Yang Z, Zhang A, Altura B T, Altura B M
Department of Physiology, State University of New York, Health Science Center at Brooklyn, 11203, USA.
Gen Pharmacol. 1999 Oct;33(4):325-36. doi: 10.1016/s0306-3623(99)00019-1.
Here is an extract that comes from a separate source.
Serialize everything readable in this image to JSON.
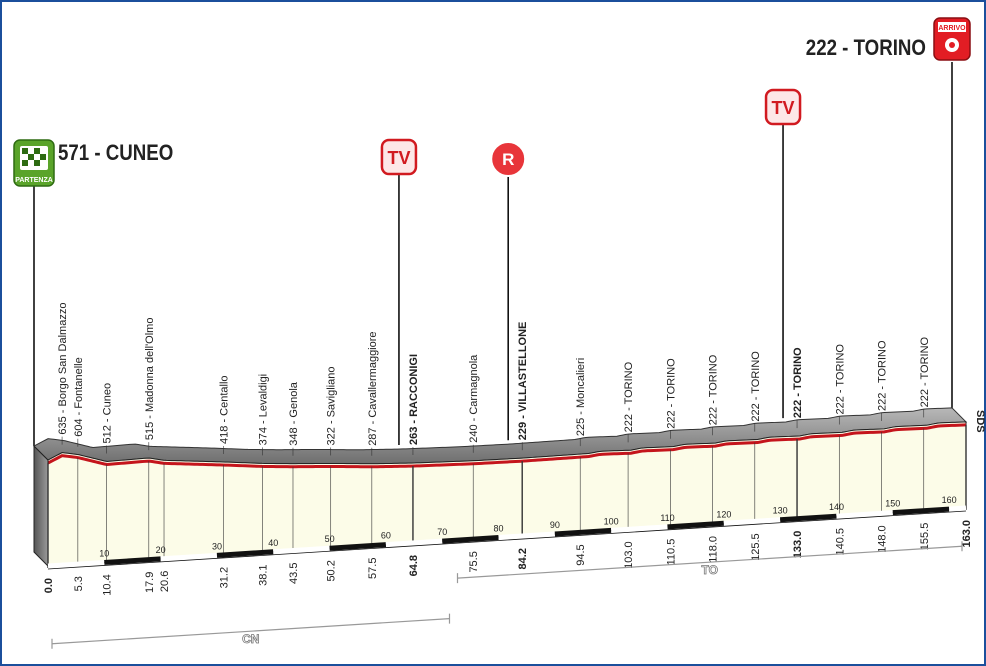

In phenylephrine-precontracted rings, H2O2 produced an endothelium-dependent relaxation at concentrations of 4.4 x 10(-7) to approximately 4.4 x 10(-5) M. Removal of extracellular Ca2+ ([Ca2+]0) markedly attenuated the relaxant effects of H2O2. Complete inhibition of the H2O2 relaxant action was obtained after buffering intracellular Ca2+ ([Ca2+]i) in endothelial cells, with 10 microM acetyl methyl ester of bis (o-aminophenoxy) ethane-N,N,N',N'-tetraacetic acid (BAPTA-AM). These relaxant effects of H2O2 were nearly abolished by 15 x 10(-5)M N(G)-monomethyl-arginine (L-NMMA) or 5 x 10(-5) M N(G)-nitro-L-arginine (L-NAME) and were attenuated markedly by the presence of either 10(-6) M Fe2+, 10(-6) M Fe3+, or 5 x 10(-6) M methylene blue. These inhibitory effects of L-NMMA or L-NAME could be reversed partly by 5 x 10(-5) M L-arginine. These Fe(2+)- and Fe(3+)-induced inhibitions of H2O2-stimulated relaxation were reduced significantly by either 1.0 mM deferoxamine (a Fe2+ chelator) or 100 microM dimethyl sulfoxide (DMSO). In addition, 17-octadecynoic acid (2.5 microM) or proadifen (10 microM) (both antagonists of cytochrome P450 metabolism of fatty acids) markedly decreased the H2O2 relaxant effects. Proadifen (10 microM) produced concentration-dependent impairment of vasorelaxation to acetylcholine. A variety of amine antagonists and a cyclo-oxygenase inhibitor all fail to interfere with or attenuate the H2O2-induced relaxations. Our observations suggest that, at suitable pathophysiologic concentrations, H2O2 could induce release of an endothelium-derived relaxing factor, probably nitric oxide, from endothelial cells. The H2O2 relaxant effects are clearly Ca(2+)-dependent and require formation of cyclic guanosine monophosphate (cGMP). These vasorelaxing effects of H2O2 appear to be induced by H2O2 itself. Hydrogen peroxide may stimulate production of some unknown metabolites metabolized by cytochrome P450-dependent enzymes.
在去氧肾上腺素预收缩的血管环中,过氧化氢在浓度为4.4×10⁻⁷至约4.4×10⁻⁵ M时产生内皮依赖性舒张作用。去除细胞外Ca²⁺([Ca²⁺]₀)显著减弱了过氧化氢的舒张作用。用10 μM双(邻氨基苯氧基)乙烷-N,N,N',N'-四乙酸乙酰甲酯(BAPTA-AM)缓冲内皮细胞内的Ca²⁺([Ca²⁺]i)后,过氧化氢的舒张作用完全被抑制。15×10⁻⁵ M N(G)-单甲基精氨酸(L-NMMA)或5×10⁻⁵ M N(G)-硝基-L-精氨酸(L-NAME)几乎完全消除了过氧化氢的这些舒张作用,而10⁻⁶ M Fe²⁺、10⁻⁶ M Fe³⁺或5×10⁻⁶ M亚甲蓝的存在则显著减弱了其舒张作用。L-NMMA或L-NAME的这些抑制作用可被5×10⁻⁵ M L-精氨酸部分逆转。1.0 mM去铁胺(一种Fe²⁺螯合剂)或100 μM二甲基亚砜(DMSO)可显著降低Fe²⁺和Fe³⁺对过氧化氢刺激的舒张作用的抑制。此外,17-十八碳炔酸(2.5 μM)或丙胺卡因(10 μM)(两者均为脂肪酸细胞色素P450代谢的拮抗剂)显著降低了过氧化氢的舒张作用。丙胺卡因(10 μM)产生了对乙酰胆碱血管舒张的浓度依赖性损害。多种胺类拮抗剂和一种环氧化酶抑制剂均未能干扰或减弱过氧化氢诱导的舒张作用。我们的观察结果表明,在合适的病理生理浓度下,过氧化氢可诱导内皮细胞释放一种内皮源性舒张因子,可能是一氧化氮。过氧化氢的舒张作用明显依赖于Ca²⁺,并需要环磷酸鸟苷(cGMP)的形成。过氧化氢的这些血管舒张作用似乎是由过氧化氢本身诱导的。过氧化氢可能刺激细胞色素P450依赖性酶代谢的一些未知代谢产物的产生。